Department of Neurobiology

Stanford University

Seminar Information

Seminar Date
March 1, 2024 - 2:00 PM

The FUNG Auditorium - PFBH



How do cells in our nervous system develop highly specialized functions despite having (approximately) the same genome? An emerging mechanism is 3D genome architecture: the folding of our 2-meter-long genome into each 10-micron cell nucleus. This architecture brings together genes and distant regulatory elements to orchestrate gene transcription, and has been implicated in neurodevelopmental and degenerative diseases. However, genome architecture is extremely difficult to measure. We developed a series of DNA sequencing-based method, including Dip-C, LiMCA, Pop-C, vDip-C, and scMicro-C, and solved the first 3D structure of the human genome in a single cell. Applying these methods to the developing mouse eye, we revealed genome-wide radial inversion of euchromatin and heterochromatin, forming a microlens to concentrate light at night. In the mouse nose, we discovered multiple inter-chromosomal hubs that contain hundreds of olfactory receptor genes and their enhancers, providing a structural basis for their "1 neuron-1 receptor" expression.

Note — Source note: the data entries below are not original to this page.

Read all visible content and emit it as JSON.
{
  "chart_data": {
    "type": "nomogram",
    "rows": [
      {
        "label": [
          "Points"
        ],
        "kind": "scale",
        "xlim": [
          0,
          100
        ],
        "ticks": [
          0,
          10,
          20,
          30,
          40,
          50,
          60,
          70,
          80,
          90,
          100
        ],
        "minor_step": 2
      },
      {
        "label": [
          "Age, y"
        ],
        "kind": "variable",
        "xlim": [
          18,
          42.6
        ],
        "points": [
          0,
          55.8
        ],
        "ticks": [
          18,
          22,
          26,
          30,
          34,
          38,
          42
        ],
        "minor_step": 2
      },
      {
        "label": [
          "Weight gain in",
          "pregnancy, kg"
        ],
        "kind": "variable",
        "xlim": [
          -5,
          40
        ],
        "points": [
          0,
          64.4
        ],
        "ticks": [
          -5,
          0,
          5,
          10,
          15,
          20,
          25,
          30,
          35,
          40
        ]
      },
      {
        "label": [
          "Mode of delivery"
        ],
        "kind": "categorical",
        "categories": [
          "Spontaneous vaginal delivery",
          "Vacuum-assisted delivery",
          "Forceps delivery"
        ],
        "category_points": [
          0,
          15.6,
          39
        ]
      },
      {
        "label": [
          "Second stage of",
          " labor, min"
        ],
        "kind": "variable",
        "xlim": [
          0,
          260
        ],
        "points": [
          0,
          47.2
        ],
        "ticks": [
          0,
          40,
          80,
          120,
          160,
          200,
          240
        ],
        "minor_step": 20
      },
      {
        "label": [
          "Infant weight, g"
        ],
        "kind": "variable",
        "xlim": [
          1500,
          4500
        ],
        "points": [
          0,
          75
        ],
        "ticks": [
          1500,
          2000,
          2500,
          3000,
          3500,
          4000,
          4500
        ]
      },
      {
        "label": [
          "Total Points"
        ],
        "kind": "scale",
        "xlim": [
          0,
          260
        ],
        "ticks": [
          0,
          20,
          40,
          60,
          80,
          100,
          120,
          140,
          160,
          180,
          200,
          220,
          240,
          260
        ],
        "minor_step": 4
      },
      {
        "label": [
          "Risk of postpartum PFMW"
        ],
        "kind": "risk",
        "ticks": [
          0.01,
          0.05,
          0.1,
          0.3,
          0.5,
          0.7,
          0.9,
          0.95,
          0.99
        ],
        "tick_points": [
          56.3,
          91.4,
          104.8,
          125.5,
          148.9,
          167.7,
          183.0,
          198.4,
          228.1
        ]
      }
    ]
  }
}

In the brain, we determined the dynamics of three facets of our genome—linear sequence, gene transcription, and 3D structure—during postnatal cortical development. We obtained the true spectrum of somatic mutations in the normal human brain, and discovered a major transformation of both transcriptome and 3D genome in the first month of life in mice. More recently, my lab discovered evolutionarily conserved, lifelong changes in 3D genome architecture of cerebellar granule cells—the most abundant neuron type of the brain—in both human and mouse, forming ultra-long-range intra-chromosomal and specific inter-chromosomal contacts over the life span. This work provides a first look into the “black box” of 3D genome regulation in aging, and offers tools that are widely applicable to biomedicine.

Speaker Bio

Originally from Wuhan, China, Tan received his S.B. in Physics (minor: Biology) from MIT in 2012, studying microbial and human evolution with Jeff Gore and Pardis Sabeti. He earned his Ph.D. in Systems Biology from Harvard in 2018, developing high-precision methods for single-cell genomics with Sunney Xie. He uncovered the 3D structure of the human genome in a single cell, revealed unique chromosome organization in the mouse eye and nose, and measured the true mutation spectrum of single neurons in the normal human brain. Tan also attended the Neurobiology course at MBL in 2014 and worked with Ibrahim Cisse at MIT in 2019. As a postdoc in Karl Deisseroth’s lab at Stanford Bioengineering (co-mentor: Howard Chang), Tan discovered major 3D genome transformation in the mouse brain after birth. Tan started his own lab at Stanford Neurobiology in Dec 2022, and discovered evolutionarily conserved 3D genome restructuring over the life spans of both humans and mice. Tan’s awards include Sanofi iAward (2024), HHMI FHS Finalist (2023), Baxter Scholarship (2023), BWF CASI (2021), ISFS (2021), Berry Fellowship (2020), Science & SciLifeLab Grand Prize (2019), HHMI ISRF (2015), and IPhO Gold Medal (2008). Outside the lab, he enjoys designing holiday cards, t-shirts, and music videos, and is a scientific illustrator.